In case you aren’t on social media, or stuck trying to exit I-15 in Southern Nevada, Formula 1’s return to Las Vegas for the first time in 41 years hasn’t exactly gone swimmingly.

And when you’ve spent over $600 million on preparations, but forgot to pay someone to go to Home Depot and pick up an angle grinder and some cement in a five-gallon bucket, it doesn’t feel great. Not after the calamity it took to get to this point in the first place.

The most expensive manhole cover in history

Eight minutes into the first practice, the Ferrari of Carlos Sainz went over a manhole cover that wasn’t ready to deal with the downforce of one of the most expensive pieces of engineering on the planet. His was one of two cars to be damaged in under 600 seconds of what was projected to be the biggest event Las Vegas has ever hosted.

Also Sainz will get a race start penalty for something that clearly isn’t his fault. Well that seems arbitrary and capricious. Who enforces the rules in this sport? The NCAA??

We’ll gently describe that start as inauspicious, but it got worse for the fans that decided to wait out the weather and extremely late night, as they weren’t allowed to watch the qualifying session they paid for after all the security folks just left because their shift was over. Plus the track is required to be opened to non-200 MPH traffic during the day so people can get to work, school, and wanton degeneracy.

Update November 18: A class-action lawsuit has been field on behalf of ticket-holders who were forced to leave the practice. They were offered a $200 F1 merchandise voucher as compensation, which is not enough according to the attorneys claiming the case.

The bridge to nowhere

But even those that did get to see some that glorious eight minutes of practice had to suffer to get there: A pedestrian bridge failed on the east side of the circuit, and people had to walk through the Venetian and Palazzo just to get to their seats they were hastily removed from later.

Let’s hope they can get these bridges operational by the race on Saturday night, otherwise the Canyon Ranch Spa might be overrun with ticket holders in need of some relaxation after all this unnecessary stress. Don’t miss the eucalyptus showers, racing fans.

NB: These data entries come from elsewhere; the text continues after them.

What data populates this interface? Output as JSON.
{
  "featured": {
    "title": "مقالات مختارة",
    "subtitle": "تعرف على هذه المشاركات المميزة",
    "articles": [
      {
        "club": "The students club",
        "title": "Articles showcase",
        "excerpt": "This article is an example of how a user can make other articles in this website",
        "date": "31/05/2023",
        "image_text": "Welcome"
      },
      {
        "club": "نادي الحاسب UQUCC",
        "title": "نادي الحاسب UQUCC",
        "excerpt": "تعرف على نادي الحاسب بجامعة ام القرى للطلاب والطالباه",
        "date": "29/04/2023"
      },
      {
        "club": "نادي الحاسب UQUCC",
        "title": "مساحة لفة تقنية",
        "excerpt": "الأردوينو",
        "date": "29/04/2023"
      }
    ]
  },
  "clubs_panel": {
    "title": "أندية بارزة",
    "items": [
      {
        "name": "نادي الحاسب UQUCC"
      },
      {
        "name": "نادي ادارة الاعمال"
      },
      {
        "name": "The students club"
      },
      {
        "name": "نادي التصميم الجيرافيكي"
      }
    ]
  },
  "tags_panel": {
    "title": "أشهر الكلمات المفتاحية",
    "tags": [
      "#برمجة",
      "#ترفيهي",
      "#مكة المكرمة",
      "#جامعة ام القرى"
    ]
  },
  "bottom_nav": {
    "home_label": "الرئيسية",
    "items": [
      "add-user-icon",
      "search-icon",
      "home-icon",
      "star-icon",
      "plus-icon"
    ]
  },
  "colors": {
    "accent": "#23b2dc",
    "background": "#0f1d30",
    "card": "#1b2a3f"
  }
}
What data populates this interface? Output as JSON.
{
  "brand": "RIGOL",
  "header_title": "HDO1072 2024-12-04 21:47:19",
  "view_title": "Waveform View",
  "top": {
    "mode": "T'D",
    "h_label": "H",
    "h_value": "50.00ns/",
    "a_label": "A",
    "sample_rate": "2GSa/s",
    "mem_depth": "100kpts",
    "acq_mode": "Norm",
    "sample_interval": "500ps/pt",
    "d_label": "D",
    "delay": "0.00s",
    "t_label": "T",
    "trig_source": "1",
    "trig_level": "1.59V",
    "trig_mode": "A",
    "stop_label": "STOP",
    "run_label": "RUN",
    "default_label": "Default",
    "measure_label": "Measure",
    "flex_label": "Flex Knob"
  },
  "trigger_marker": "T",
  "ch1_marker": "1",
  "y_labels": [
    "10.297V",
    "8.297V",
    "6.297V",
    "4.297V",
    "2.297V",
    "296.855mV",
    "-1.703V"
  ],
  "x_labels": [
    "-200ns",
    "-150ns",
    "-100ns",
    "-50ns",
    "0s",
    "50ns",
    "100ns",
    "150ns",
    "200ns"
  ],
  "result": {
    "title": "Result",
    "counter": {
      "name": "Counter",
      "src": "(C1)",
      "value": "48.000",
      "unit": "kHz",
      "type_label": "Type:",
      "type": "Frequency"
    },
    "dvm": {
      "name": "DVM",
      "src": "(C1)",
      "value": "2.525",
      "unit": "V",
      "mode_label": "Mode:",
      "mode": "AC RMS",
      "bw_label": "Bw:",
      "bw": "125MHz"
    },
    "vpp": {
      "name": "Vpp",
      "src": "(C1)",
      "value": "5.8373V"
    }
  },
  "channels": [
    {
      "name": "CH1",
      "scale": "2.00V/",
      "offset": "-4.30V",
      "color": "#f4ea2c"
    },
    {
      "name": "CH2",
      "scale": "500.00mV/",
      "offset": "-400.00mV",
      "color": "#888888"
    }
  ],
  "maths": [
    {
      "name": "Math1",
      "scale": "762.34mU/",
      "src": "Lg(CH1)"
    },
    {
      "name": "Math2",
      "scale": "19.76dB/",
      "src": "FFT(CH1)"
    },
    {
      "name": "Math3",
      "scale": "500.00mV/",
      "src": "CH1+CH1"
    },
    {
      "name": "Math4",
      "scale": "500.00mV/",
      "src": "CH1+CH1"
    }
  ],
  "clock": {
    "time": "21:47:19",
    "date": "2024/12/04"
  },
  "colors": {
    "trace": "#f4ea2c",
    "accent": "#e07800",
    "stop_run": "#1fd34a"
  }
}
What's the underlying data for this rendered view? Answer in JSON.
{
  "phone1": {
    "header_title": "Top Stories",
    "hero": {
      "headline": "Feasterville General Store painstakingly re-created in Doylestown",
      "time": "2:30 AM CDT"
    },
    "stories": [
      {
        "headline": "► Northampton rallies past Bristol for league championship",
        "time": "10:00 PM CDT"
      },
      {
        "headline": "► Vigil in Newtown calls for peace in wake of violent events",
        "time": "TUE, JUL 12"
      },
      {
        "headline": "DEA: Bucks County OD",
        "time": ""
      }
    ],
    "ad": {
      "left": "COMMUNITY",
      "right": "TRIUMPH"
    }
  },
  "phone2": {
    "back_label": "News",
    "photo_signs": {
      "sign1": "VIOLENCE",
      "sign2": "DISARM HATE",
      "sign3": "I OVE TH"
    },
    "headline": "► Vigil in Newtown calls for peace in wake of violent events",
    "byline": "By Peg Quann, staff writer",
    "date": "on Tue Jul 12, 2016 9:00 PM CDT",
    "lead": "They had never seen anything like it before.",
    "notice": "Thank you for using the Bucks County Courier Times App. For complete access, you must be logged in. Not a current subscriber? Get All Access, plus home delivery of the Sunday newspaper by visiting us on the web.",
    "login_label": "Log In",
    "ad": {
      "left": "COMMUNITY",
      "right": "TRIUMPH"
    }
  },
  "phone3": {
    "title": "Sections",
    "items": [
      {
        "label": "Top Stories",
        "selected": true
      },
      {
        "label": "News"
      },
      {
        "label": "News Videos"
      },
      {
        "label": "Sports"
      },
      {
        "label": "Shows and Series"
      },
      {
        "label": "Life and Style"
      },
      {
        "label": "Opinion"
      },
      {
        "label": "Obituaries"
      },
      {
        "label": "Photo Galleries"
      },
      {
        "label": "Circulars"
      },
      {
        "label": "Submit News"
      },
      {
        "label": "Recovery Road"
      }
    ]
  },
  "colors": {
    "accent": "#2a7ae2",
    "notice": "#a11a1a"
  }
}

The drivers hate the race as much as casino VIP hosts

Practice did run for 90 minutes from 2:30-4:00 a.m. PT, with all the lights turned out in the fan zones, and let’s just say the 2023 World Champion Max Verstappen seems to be having as much fun as the race organizers at present.


We’re not going to lie: This is one of the most beautiful shots of the Las Vegas Strip we’ve ever seen:

F1 Grand Prix of Las Vegas - Practice Photo by Clive Mason - Formula 1/Formula 1 via Getty Images

And the proletariat did find a way to watch the cars go vroom vroom around 3:00 a.m. PT anyway. Because Vegas eventually finds a way to take care of people there for the right reasons.

It’s not looking like we’ll consider the 2023 Las Vegas Grand Prix a success. But the question is can they get through the race this weekend and learn enough to get everything fixed operationally before tearing up the town again next year?